Robert Menasse’s latest novel is provocative, timely and important: a plea to remember what lies at the centre of the ‘European peace project’, and to have the courage to take it into its next phase. The Capital is a masterpiece by one of the most interesting intellectual and political minds in contemporary Austrian letters.
Against the real-life backdrop of a Europe in crisis, Menasse transports his readers to contemporary Brussels for a sprightly and profoundly thoughtprovoking fictionalised tour of the European institutions. The novel opens delightfully with a pig at large on one of Brussels’s main squares. The pig has short cameos throughout the novel and is present again in the epilogue – perhaps one of the pigs who feature in the hotly debated European trade deals with China, where pigs’ ears and all other pig parts are in high demand – a pleasingly playful take on what is at stake in Europe.

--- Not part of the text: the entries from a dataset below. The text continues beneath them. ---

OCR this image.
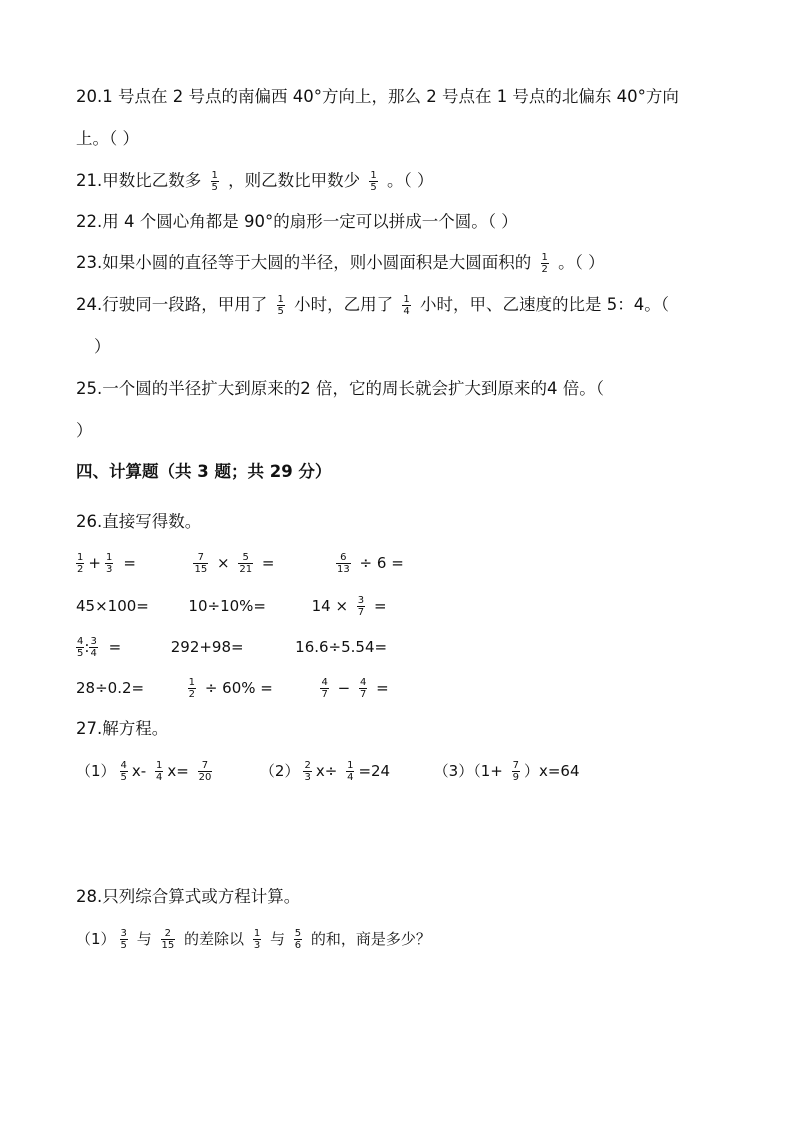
20.1 号点在 2 号点的南偏西 40°方向上，那么 2 号点在 1 号点的北偏东 40°方向
上。（ ）
21.甲数比乙数多 $\frac{1}{5}$ ，则乙数比甲数少 $\frac{1}{5}$ 。（ ）
22.用 4 个圆心角都是 90°的扇形一定可以拼成一个圆。（ ）
23.如果小圆的直径等于大圆的半径，则小圆面积是大圆面积的 $\frac{1}{2}$ 。（ ）
24.行驶同一段路，甲用了 $\frac{1}{5}$ 小时，乙用了 $\frac{1}{4}$ 小时，甲、乙速度的比是 5：4。（
）
25.一个圆的半径扩大到原来的2 倍，它的周长就会扩大到原来的4 倍。（
）
四、计算题（共 3 题；共 29 分）
26.直接写得数。
$\frac{1}{2} + \frac{1}{3}$ =	$\frac{7}{15} \times \frac{5}{21}$ =	$\frac{6}{13} \div 6$ =
45×100=	10÷10%=	$14 \times \frac{3}{7}$ =
$\frac{4}{5}$ : $\frac{3}{4}$ =	292+98=	16.6÷5.54=
28÷0.2=	$\frac{1}{2} \div 60\%$ =	$\frac{4}{7} - \frac{4}{7}$ =
27.解方程。
$(1) \frac{4}{5} x- \frac{1}{4} x= \frac{7}{20}$	$(2) \frac{2}{3} x\div \frac{1}{4} =24$	$(3)(1+ \frac{7}{9} )x=64$
28.只列综合算式或方程计算。
$(1) \frac{3}{5}$ 与 $\frac{2}{15}$ 的差除以 $\frac{1}{3}$ 与 $\frac{5}{6}$ 的和，商是多少？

The fiftieth anniversary of the founding of the EU in its current form is approaching and the race is on to decide how best to celebrate this anniversary and address the tarnished image of the Commission. Most of Menasse’s characters are Commission officials who are plotting how best they can use the forthcoming anniversary to further their own careers. There is the ambitious Greek (or Cypriot, depending which brings more career benefits) Commissioner for Culture Fenia Xenopoulou, who wants to get back to Trade or Finance where the real kudos is. She regards Kai-Uwe Frigge, a German member of the Trade Commission with whom she spends the occasional night, as her key to moving onwards and upwards. Two older figures provide an alternative, weightier perspective on why the European Union matters: Alois Eckhart is a retired politics professor and David de Vriend is a retired high school teacher and Holocaust survivor. Their respective memories of a Europe devastated by war offer a chastening counter to the short-term, reactive stances of many other characters in the novel. The Capital follows its main protagonists in their repeated encounters with one another, recounting scenes from their professional lives with great wit as well as delving into their colourful private lives beyond the offices and seminar rooms.
Menasse’s humour, ironic gaze and piercing insight make this an irresistible and significant literary delight.